Balanced budget amendment would result in “disastrous consequences for the economic security of all Americans”
Augusta, Maine (Thursday, March 26, 2015) The Maine Center for Economic Policy (MECEP) raised concerns that a resolution Gov. LePage supports calling for a constitutional convention would threaten the Constitution. Today, along with Ohio Gov. John Kasich, he plans to urge the legislature to pass it, but this will put our country on a dangerous path.
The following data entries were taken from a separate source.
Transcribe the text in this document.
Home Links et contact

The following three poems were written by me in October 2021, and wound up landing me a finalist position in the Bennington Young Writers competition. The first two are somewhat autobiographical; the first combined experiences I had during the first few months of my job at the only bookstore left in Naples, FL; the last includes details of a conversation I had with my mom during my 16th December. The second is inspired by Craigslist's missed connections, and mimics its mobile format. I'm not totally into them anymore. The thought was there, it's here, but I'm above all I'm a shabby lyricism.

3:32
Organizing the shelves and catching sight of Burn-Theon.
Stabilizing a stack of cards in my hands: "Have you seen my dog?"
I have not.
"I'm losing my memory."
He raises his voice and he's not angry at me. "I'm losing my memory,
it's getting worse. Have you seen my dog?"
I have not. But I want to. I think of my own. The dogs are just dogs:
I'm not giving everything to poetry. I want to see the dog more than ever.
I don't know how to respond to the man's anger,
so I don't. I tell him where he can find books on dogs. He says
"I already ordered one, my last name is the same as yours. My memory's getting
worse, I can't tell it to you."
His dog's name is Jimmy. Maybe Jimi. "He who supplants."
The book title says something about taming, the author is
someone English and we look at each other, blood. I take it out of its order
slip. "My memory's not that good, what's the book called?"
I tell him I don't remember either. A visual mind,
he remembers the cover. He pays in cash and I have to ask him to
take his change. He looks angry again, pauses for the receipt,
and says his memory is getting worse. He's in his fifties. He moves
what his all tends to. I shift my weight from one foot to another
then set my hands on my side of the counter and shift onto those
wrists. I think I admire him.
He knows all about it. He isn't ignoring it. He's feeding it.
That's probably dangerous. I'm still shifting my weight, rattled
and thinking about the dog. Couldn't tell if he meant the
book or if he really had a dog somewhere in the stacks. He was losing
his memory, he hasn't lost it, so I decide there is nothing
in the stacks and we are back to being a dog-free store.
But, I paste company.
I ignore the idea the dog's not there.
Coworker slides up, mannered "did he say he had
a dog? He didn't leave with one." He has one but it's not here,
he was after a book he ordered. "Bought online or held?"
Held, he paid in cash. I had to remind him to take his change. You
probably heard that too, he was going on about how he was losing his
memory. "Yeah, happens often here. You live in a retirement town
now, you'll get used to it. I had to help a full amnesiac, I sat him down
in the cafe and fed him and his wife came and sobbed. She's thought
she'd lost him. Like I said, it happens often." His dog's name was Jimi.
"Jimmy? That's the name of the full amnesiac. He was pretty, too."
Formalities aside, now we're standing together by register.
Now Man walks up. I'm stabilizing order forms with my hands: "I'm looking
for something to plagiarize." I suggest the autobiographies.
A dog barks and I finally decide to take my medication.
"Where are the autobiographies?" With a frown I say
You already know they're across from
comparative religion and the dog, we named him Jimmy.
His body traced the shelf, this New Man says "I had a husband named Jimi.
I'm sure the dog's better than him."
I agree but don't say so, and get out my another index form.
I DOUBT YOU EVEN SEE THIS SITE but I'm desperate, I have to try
“The proposed constitutional convention is an unprecedented, radical political gambit that threatens our Constitution and the protections it affords to Americans’ most fundamental rights,” said MECEP executive director Garrett Martin. “Such a convention would open a Pandora’s box of potentially far-reaching changes to the constitutional system that has preserved our rights and liberties through a civil war, the Great Depression, two world wars, and countless economic and civil upheavals. The legislature should reject this reckless proposal.”
The governors say the goal of their proposed constitutional convention is adoption of a balanced budget amendment. Such an amendment would be devastating for our country.
“Such an amendment would have disastrous consequences for the economic security of all Americans,” Martin said. “It would lengthen and deepen recessions, making them more painful by requiring deeper budget cuts or higher tax increases when the economy most needs government to invest in job creation and provide critical support to the unemployed as they seek new jobs.”
Martin noted that Gov. Kasich is one of several Republican governors who have accepted federal Affordable Care Act funds to expand Medicaid to cover millions of uninsured people in their states, and urged the governors to discuss this issue instead.
“It would be far better for our state if the governors were to use their joint appearance to announce that Gov. LePage will follow Gov. Kasich’s example and accept federal health care funds,” Martin said. “Not only would that help more than 60,000 Mainers get affordable health care, it would provide an immediate and significant boost to Maine’s economy which continues to struggle more than six years after the end of the recession. Accepting federal funds to expand Medicaid would create more than 4,000 jobs, add half a billion dollars annually to Maine’s economy, and benefit the entire state, especially the most rural and economically challenged areas.”